Acta Haematol. 2001;106(1-2):18-24. doi: 10.1159/000046585.
The interactions between components of the hemostatic system and cancer cells are multifaceted. Strong clinical evidence is accumulating on the prothrombotic tendency of cancer patients, which is enhanced by anticancer therapy, such as surgery and chemotherapy. The mechanisms of thrombus promotion in malignancy include some general responses of the host to the tumor (acute phase, inflammation, angiogenesis) and specific interactions of tumor cells with the clotting/fibrinolysis systems and with blood (leukocytes, platelets) or vascular cells. It is at present difficult to rank the relative weight of these multiple interactions on the basis of the well-recognized clinical evidence of enhanced thrombotic episodes in tumor patients. In any case, the mechanisms explored so far offer a sound experimental basis for prevention/treatment of thrombosis in tumor patients and leave open the possibility that some antithrombotic strategies may also affect the processes of tumor growth and dissemination.
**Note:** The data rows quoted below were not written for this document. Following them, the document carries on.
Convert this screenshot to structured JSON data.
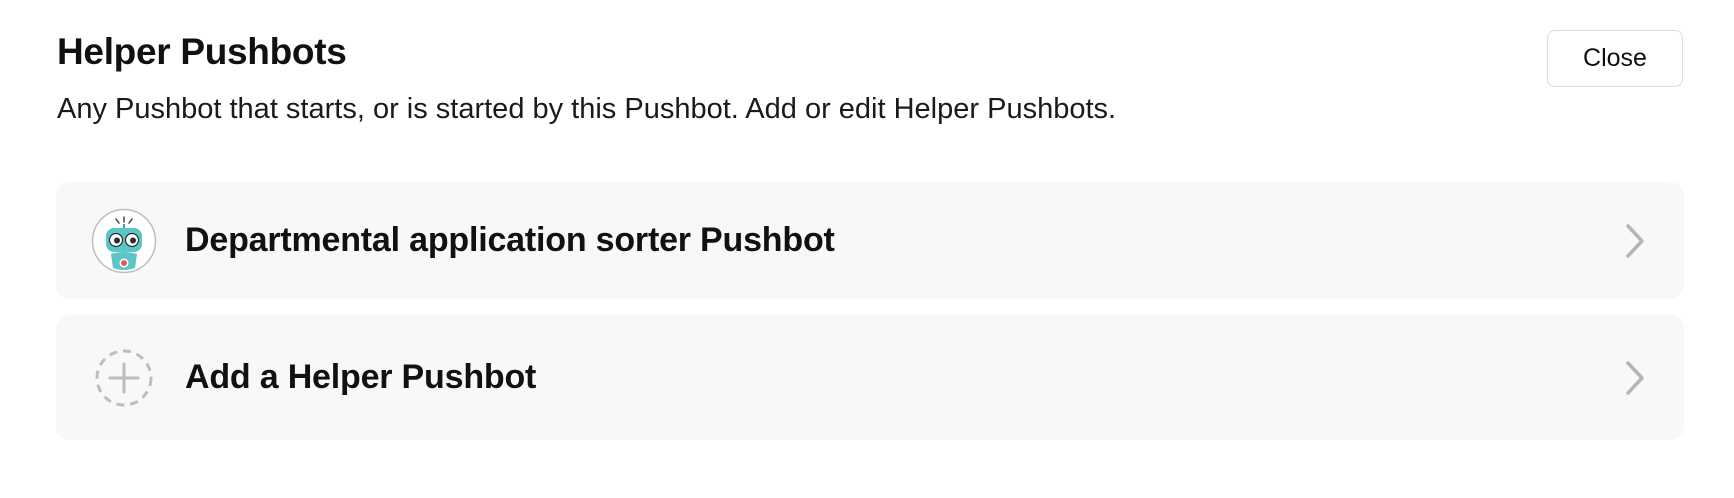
{
  "header": {
    "title": "Helper Pushbots",
    "subtitle": "Any Pushbot that starts, or is started by this Pushbot. Add or edit Helper Pushbots.",
    "close_label": "Close"
  },
  "items": [
    {
      "label": "Departmental application sorter Pushbot",
      "icon": "robot-avatar-icon",
      "chevron": "chevron-right-icon"
    },
    {
      "label": "Add a Helper Pushbot",
      "icon": "add-circle-dashed-icon",
      "chevron": "chevron-right-icon"
    }
  ],
  "colors": {
    "row_background": "#f8f8f8",
    "robot_teal": "#5bc6c6",
    "chevron": "#b5b5b5"
  }
}
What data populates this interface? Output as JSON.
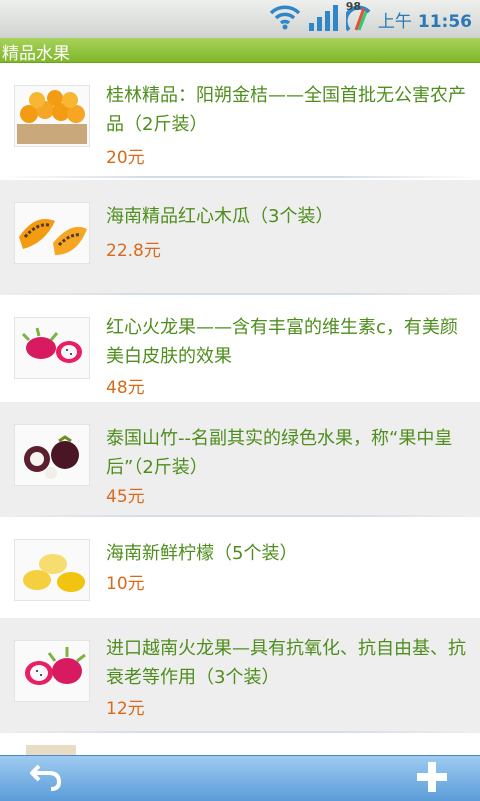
{
  "status": {
    "battery": "98",
    "ampm": "上午",
    "time": "11:56"
  },
  "page": {
    "title": "精品水果"
  },
  "products": [
    {
      "name": "桂林精品：阳朔金桔——全国首批无公害农产品（2斤装）",
      "price": "20元",
      "image": "kumquat"
    },
    {
      "name": "海南精品红心木瓜（3个装）",
      "price": "22.8元",
      "image": "papaya"
    },
    {
      "name": "红心火龙果——含有丰富的维生素c，有美颜美白皮肤的效果",
      "price": "48元",
      "image": "dragon-fruit"
    },
    {
      "name": "泰国山竹--名副其实的绿色水果，称“果中皇后”（2斤装）",
      "price": "45元",
      "image": "mangosteen"
    },
    {
      "name": "海南新鲜柠檬（5个装）",
      "price": "10元",
      "image": "lemon"
    },
    {
      "name": "进口越南火龙果—具有抗氧化、抗自由基、抗衰老等作用（3个装）",
      "price": "12元",
      "image": "dragon-fruit-imported"
    }
  ],
  "toolbar": {
    "back_icon": "back-arrow-icon",
    "add_icon": "plus-icon"
  },
  "colors": {
    "title_green": "#8cc63f",
    "name_green": "#4f8e1e",
    "price_orange": "#d86a1c",
    "toolbar_blue": "#5b9cd8"
  }
}
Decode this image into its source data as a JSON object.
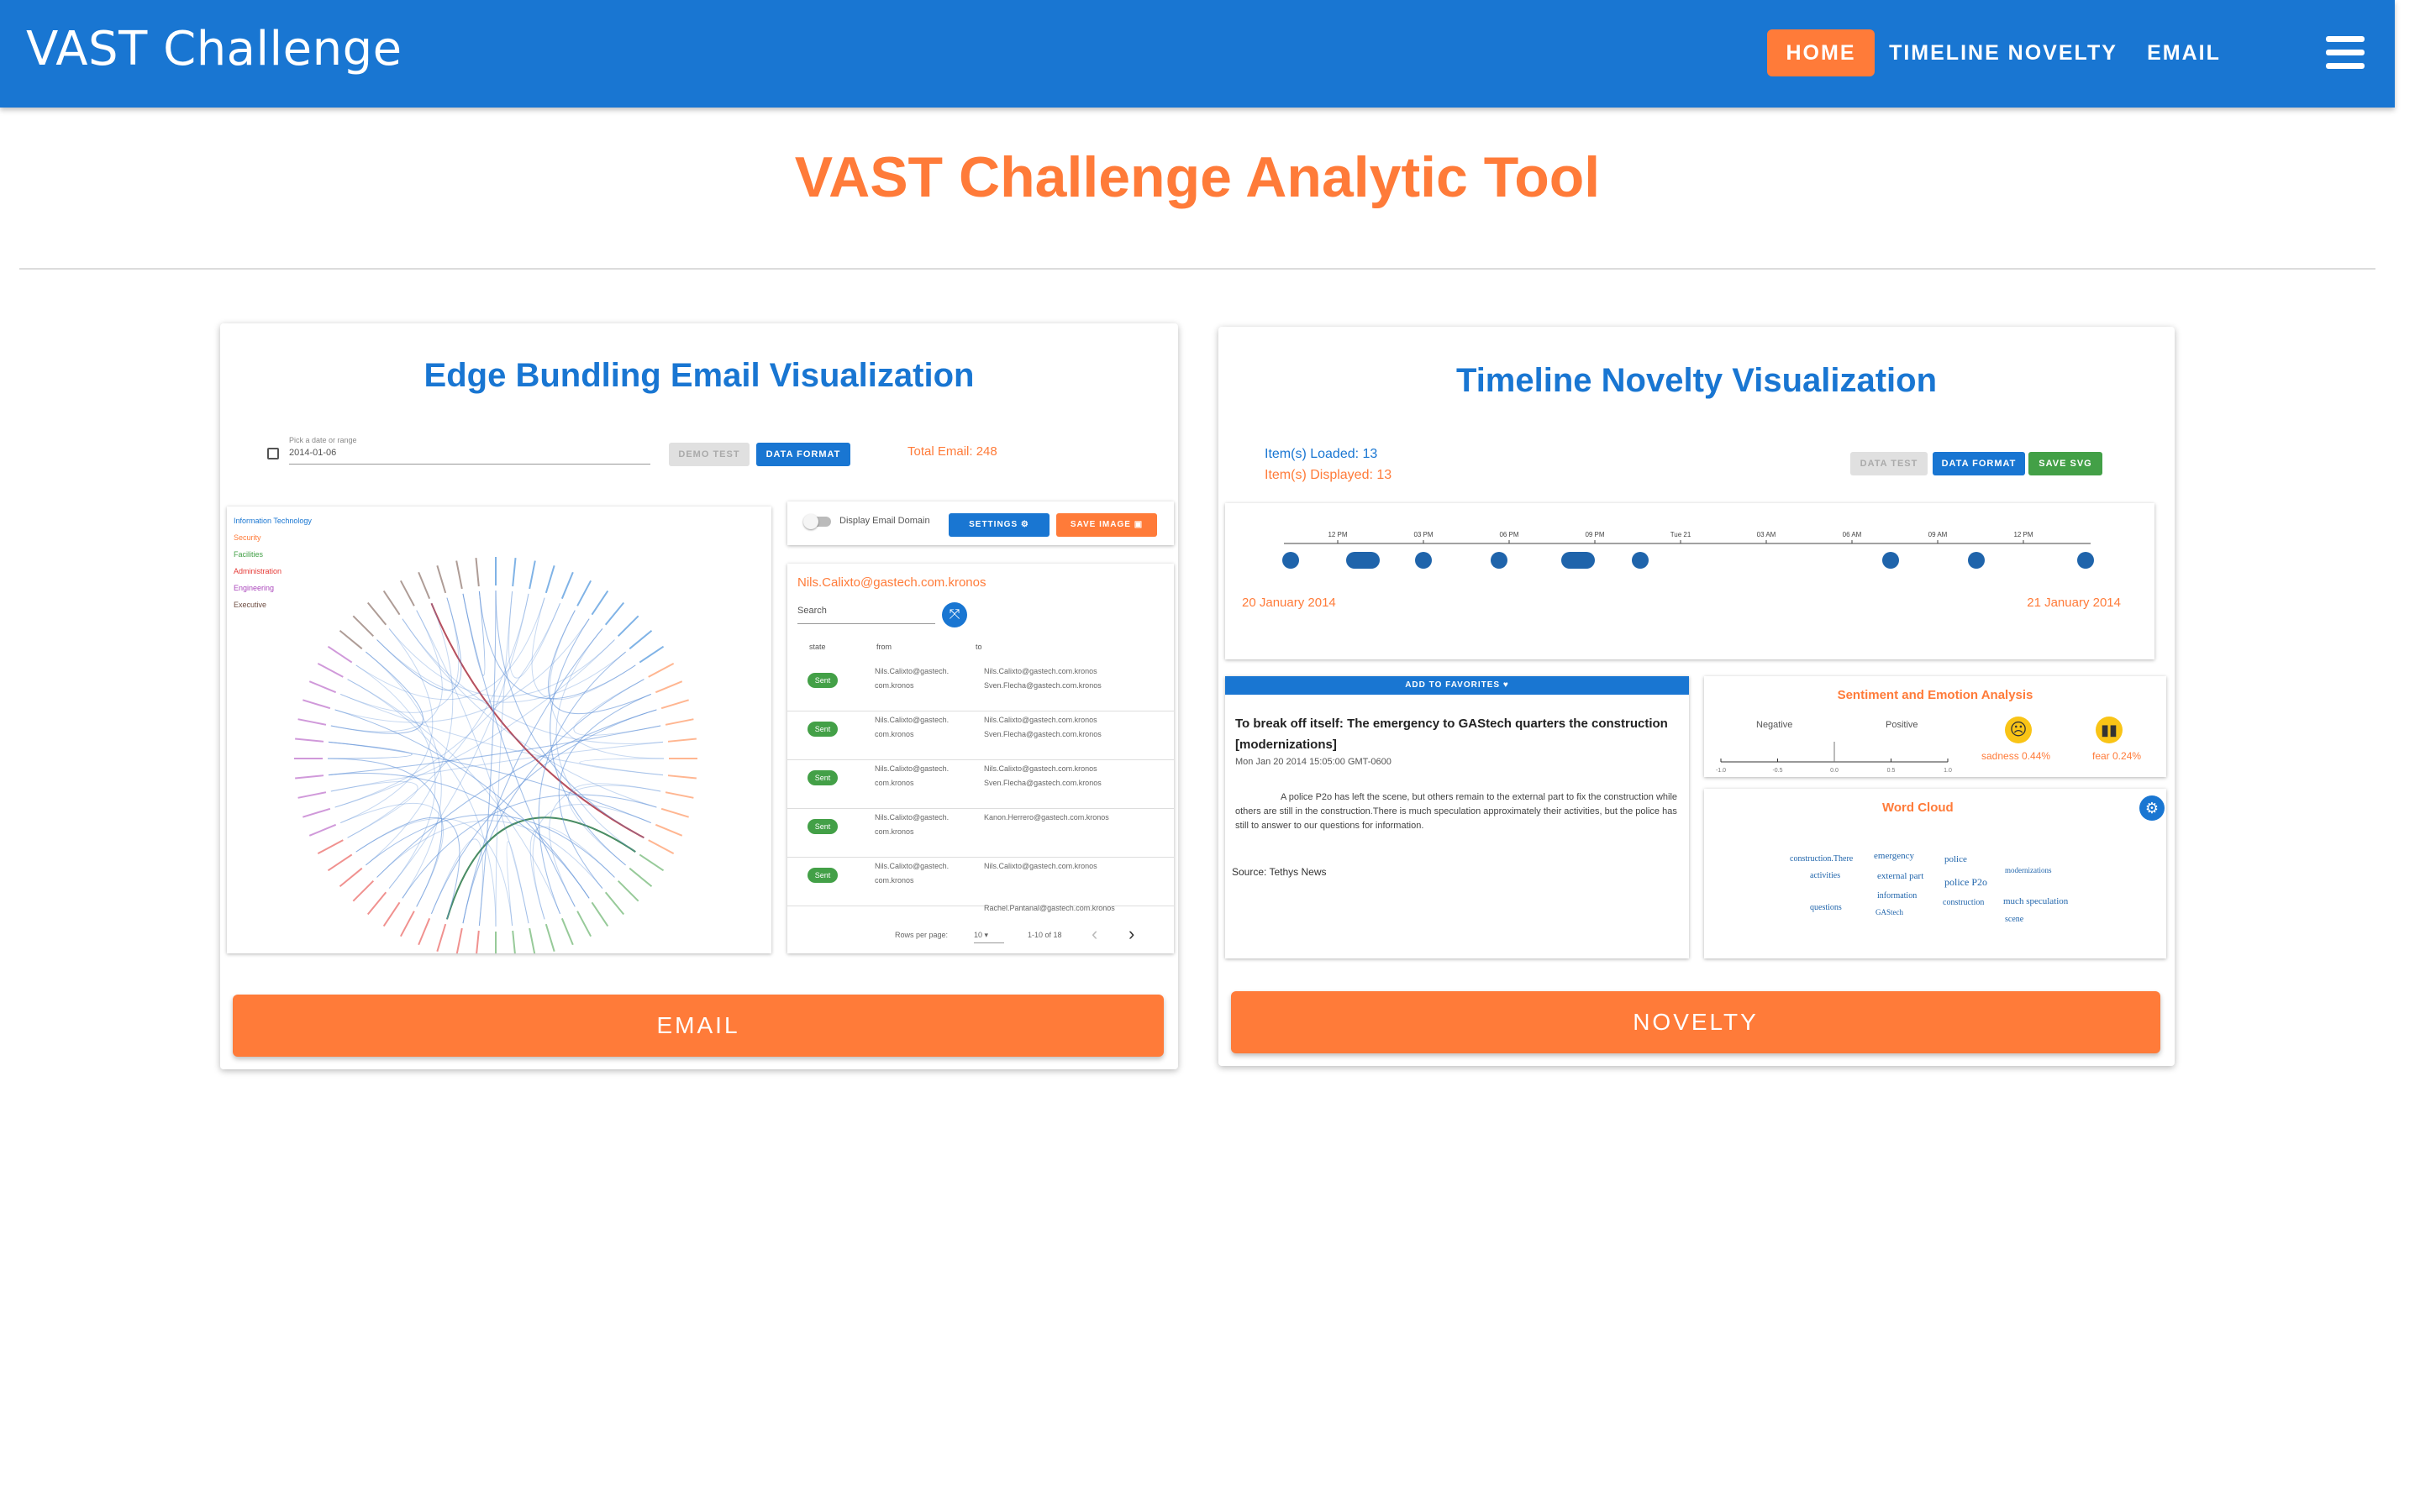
{
  "appbar": {
    "brand": "VAST Challenge",
    "nav": {
      "home": "HOME",
      "timeline": "TIMELINE NOVELTY",
      "email": "EMAIL"
    }
  },
  "page_title": "VAST Challenge Analytic Tool",
  "email_card": {
    "title": "Edge Bundling Email Visualization",
    "button": "EMAIL",
    "preview": {
      "date_label": "Pick a date or range",
      "date_value": "2014-01-06",
      "demo_test": "DEMO TEST",
      "data_format": "DATA FORMAT",
      "total_email": "Total Email: 248",
      "legend": [
        {
          "label": "Information Technology",
          "color": "#1976d2"
        },
        {
          "label": "Security",
          "color": "#ff7b39"
        },
        {
          "label": "Facilities",
          "color": "#43a047"
        },
        {
          "label": "Administration",
          "color": "#e53935"
        },
        {
          "label": "Engineering",
          "color": "#ab47bc"
        },
        {
          "label": "Executive",
          "color": "#6d4c41"
        }
      ],
      "display_domain": "Display Email Domain",
      "settings": "SETTINGS",
      "save_image": "SAVE IMAGE",
      "selected_email": "Nils.Calixto@gastech.com.kronos",
      "search": "Search",
      "columns": [
        "state",
        "from",
        "to"
      ],
      "rows": [
        {
          "state": "Sent",
          "from": [
            "Nils.Calixto@gastech.",
            "com.kronos"
          ],
          "to": [
            "Nils.Calixto@gastech.com.kronos",
            "Sven.Flecha@gastech.com.kronos"
          ]
        },
        {
          "state": "Sent",
          "from": [
            "Nils.Calixto@gastech.",
            "com.kronos"
          ],
          "to": [
            "Nils.Calixto@gastech.com.kronos",
            "Sven.Flecha@gastech.com.kronos"
          ]
        },
        {
          "state": "Sent",
          "from": [
            "Nils.Calixto@gastech.",
            "com.kronos"
          ],
          "to": [
            "Nils.Calixto@gastech.com.kronos",
            "Sven.Flecha@gastech.com.kronos"
          ]
        },
        {
          "state": "Sent",
          "from": [
            "Nils.Calixto@gastech.",
            "com.kronos"
          ],
          "to": [
            "Kanon.Herrero@gastech.com.kronos",
            ""
          ]
        },
        {
          "state": "Sent",
          "from": [
            "Nils.Calixto@gastech.",
            "com.kronos"
          ],
          "to": [
            "Nils.Calixto@gastech.com.kronos",
            ""
          ]
        }
      ],
      "last_row_to": "Rachel.Pantanal@gastech.com.kronos",
      "rows_per_page_label": "Rows per page:",
      "rows_per_page": "10",
      "pagination": "1-10 of 18"
    }
  },
  "novelty_card": {
    "title": "Timeline Novelty Visualization",
    "button": "NOVELTY",
    "preview": {
      "items_loaded": "Item(s) Loaded: 13",
      "items_displayed": "Item(s) Displayed: 13",
      "data_test": "DATA TEST",
      "data_format": "DATA FORMAT",
      "save_svg": "SAVE SVG",
      "ticks": [
        "12 PM",
        "03 PM",
        "06 PM",
        "09 PM",
        "Tue 21",
        "03 AM",
        "06 AM",
        "09 AM",
        "12 PM"
      ],
      "date_start": "20 January 2014",
      "date_end": "21 January 2014",
      "add_favorites": "ADD TO FAVORITES",
      "article_title": "To break off itself: The emergency to GAStech quarters the construction [modernizations]",
      "article_date": "Mon Jan 20 2014 15:05:00 GMT-0600",
      "article_body": "A police P2o has left the scene, but others remain to the external part to fix the construction while others are still in the construction.There is much speculation approximately their activities, but the police has still to answer to our questions for information.",
      "article_source": "Source: Tethys News",
      "sentiment_title": "Sentiment and Emotion Analysis",
      "negative": "Negative",
      "positive": "Positive",
      "sentiment_ticks": [
        "-1.0",
        "-0.5",
        "0.0",
        "0.5",
        "1.0"
      ],
      "sadness": "sadness 0.44%",
      "fear": "fear 0.24%",
      "word_cloud_title": "Word Cloud",
      "words": [
        "construction.There",
        "emergency",
        "police",
        "modernizations",
        "activities",
        "external part",
        "police P2o",
        "information",
        "construction",
        "much speculation",
        "questions",
        "GAStech",
        "scene"
      ]
    }
  }
}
止血系统各成分与癌细胞之间的相互作用是多方面的。越来越多有力的临床证据表明癌症患者存在促血栓形成倾向,而手术和化疗等抗癌治疗会加剧这种倾向。恶性肿瘤中血栓形成的机制包括宿主对肿瘤的一些一般反应(急性期、炎症、血管生成)以及肿瘤细胞与凝血/纤溶系统、血液(白细胞、血小板)或血管细胞的特异性相互作用。目前,根据肿瘤患者血栓形成事件增加这一公认的临床证据,很难对这些多重相互作用的相对权重进行排序。无论如何,迄今为止所探索的机制为预防/治疗肿瘤患者的血栓形成提供了坚实的实验基础,并且也为一些抗血栓策略可能会影响肿瘤生长和扩散过程留下了可能性。